Friday, 11 September 2015

THE DAYS OF ABANDONMENT by Elena Ferrante

This is a book about the dangers of putting all your eggs in one basket, especially if that basket is your husband’s. The main character here, Olga, has been married fifteen years and has two small children. One day after lunch her husband tells her suddenly that he is leaving her. Thus begins a massive and not very proudly feminist meltdown.

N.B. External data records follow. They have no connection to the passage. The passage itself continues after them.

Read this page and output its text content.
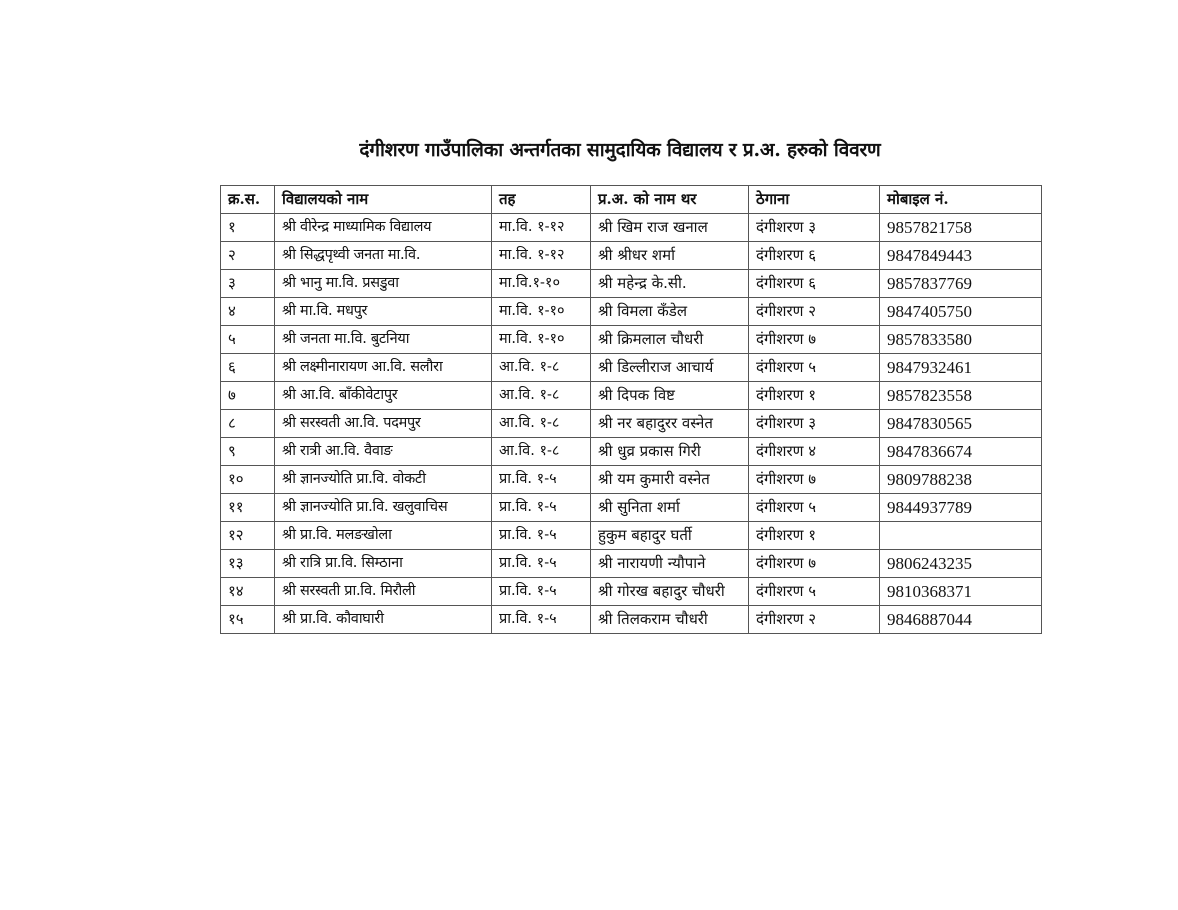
दंगीशरण गाउँपालिका अन्तर्गतका सामुदायिक विद्यालय र प्र.अ. हरुको विवरण
क्र.स.	विद्यालयको नाम	तह	प्र.अ. को नाम थर	ठेगाना	मोबाइल नं.
१	श्री वीरेन्द्र माध्यामिक विद्यालय	मा.वि. १-१२	श्री खिम राज खनाल	दंगीशरण ३	9857821758
२	श्री सिद्धपृथ्वी जनता मा.वि.	मा.वि. १-१२	श्री श्रीधर शर्मा	दंगीशरण ६	9847849443
३	श्री भानु मा.वि. प्रसडुवा	मा.वि.१-१०	श्री महेन्द्र के.सी.	दंगीशरण ६	9857837769
४	श्री मा.वि. मधपुर	मा.वि. १-१०	श्री विमला कँडेल	दंगीशरण २	9847405750
५	श्री जनता मा.वि. बुटनिया	मा.वि. १-१०	श्री क्रिमलाल चौधरी	दंगीशरण ७	9857833580
६	श्री लक्ष्मीनारायण आ.वि. सलौरा	आ.वि. १-८	श्री डिल्लीराज आचार्य	दंगीशरण ५	9847932461
७	श्री आ.वि. बाँकीवेटापुर	आ.वि. १-८	श्री दिपक विष्ट	दंगीशरण १	9857823558
८	श्री सरस्वती आ.वि. पदमपुर	आ.वि. १-८	श्री नर बहादुरर वस्नेत	दंगीशरण ३	9847830565
९	श्री रात्री आ.वि. वैवाङ	आ.वि. १-८	श्री धुव्र प्रकास गिरी	दंगीशरण ४	9847836674
१०	श्री ज्ञानज्योति प्रा.वि. वोकटी	प्रा.वि. १-५	श्री यम कुमारी वस्नेत	दंगीशरण ७	9809788238
११	श्री ज्ञानज्योति प्रा.वि. खलुवाचिस	प्रा.वि. १-५	श्री सुनिता शर्मा	दंगीशरण ५	9844937789
१२	श्री प्रा.वि. मलङखोला	प्रा.वि. १-५	हुकुम बहादुर घर्ती	दंगीशरण १	
१३	श्री रात्रि प्रा.वि. सिम्ठाना	प्रा.वि. १-५	श्री नारायणी न्यौपाने	दंगीशरण ७	9806243235
१४	श्री सरस्वती प्रा.वि. मिरौली	प्रा.वि. १-५	श्री गोरख बहादुर चौधरी	दंगीशरण ५	9810368371
१५	श्री प्रा.वि. कौवाघारी	प्रा.वि. १-५	श्री तिलकराम चौधरी	दंगीशरण २	9846887044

The husband doesn’t come back for thirty four days, and Olga starts to come apart. She has moved many times for her husband’s job, so has few friends nearby, and gave up employment at his request. She’s therefore left with not too much to fall back on, and she falls hard. She does some ordinary post break-up things (e.g., propositioning the neighbour for anal sex), and then moves on to the less ordinary. On one terrible day she seems to be losing her sanity, almost drowning her little girl while trying to wash her and unable to focus long enough to phone a doctor even though the little boy appears dangerously ill. It’s all told from her perspective, as she tries to hold on to her mind, and it’s very frightening. We’re definitely on the edge of Medea territory:
The children hadn’t eaten anything. I myself still had to have breakfast, wash. The hours were passing. I had to separate the dark clothes from the white. I had no more clean underwear. The vomit-stained sheets. Run the vaccuum. Housecleaning.
Pretty often I hate this kind of thing – insanity being as difficult to write about as dreams are – but the extraordinary Ferrante of MY BRILLIANT FRIEND manages it.

Olga comes through it in the end, more or less unscarred, particularly after she finds out that her husband has left her for a twenty year old he used to coach when she was a teenager. This is hardly the calibre of man for whom its worth losing a mind.

The only false note, for me, was the resolution, where Olga ends up with the neighbour she previously propositioned. I’m not sure a new man is a good cure for having been too hung up on the old one – but there it is. At least she’s not trying to drown the children any more.